Changing this understanding would be a process in itself and would certainly take time. But building a "mention machine" to score the game as it is instead of trying to rewrite the broken rules won't help Americans understand the election. That's just asking everyone to be happy with the chance to click another cow.
Update — Adam Green replies:
Our goal is not simply 'raising stats' as you claim, it is attracting
supporters for Roemer who will help spread his message.

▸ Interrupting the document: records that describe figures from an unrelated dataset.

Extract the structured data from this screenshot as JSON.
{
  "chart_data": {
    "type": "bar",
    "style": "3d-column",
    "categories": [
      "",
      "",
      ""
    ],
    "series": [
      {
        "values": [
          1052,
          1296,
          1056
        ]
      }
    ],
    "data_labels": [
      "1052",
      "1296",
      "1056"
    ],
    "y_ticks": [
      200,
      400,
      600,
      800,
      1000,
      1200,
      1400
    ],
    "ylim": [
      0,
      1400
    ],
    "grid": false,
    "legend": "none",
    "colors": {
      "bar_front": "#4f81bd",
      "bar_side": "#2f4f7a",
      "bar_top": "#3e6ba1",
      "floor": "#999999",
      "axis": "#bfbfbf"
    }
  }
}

Donated tweets are a multiplier. Sending a couple of hundred donated tweets a day is generating conversations about Roemer that are resulting in thousands of tweets a day. That is the goal. Think of the donated accounts as volunteer spokesmen who are given pamphlets and told to canvas their neighborhood. The donated tweets are the pamphlets. This is a standard campaign practice. Are these volunteers zombies? Is this work done solely to see how many pamphlets can be handed out?
This post has been corrected to spell "Proskore" correctly.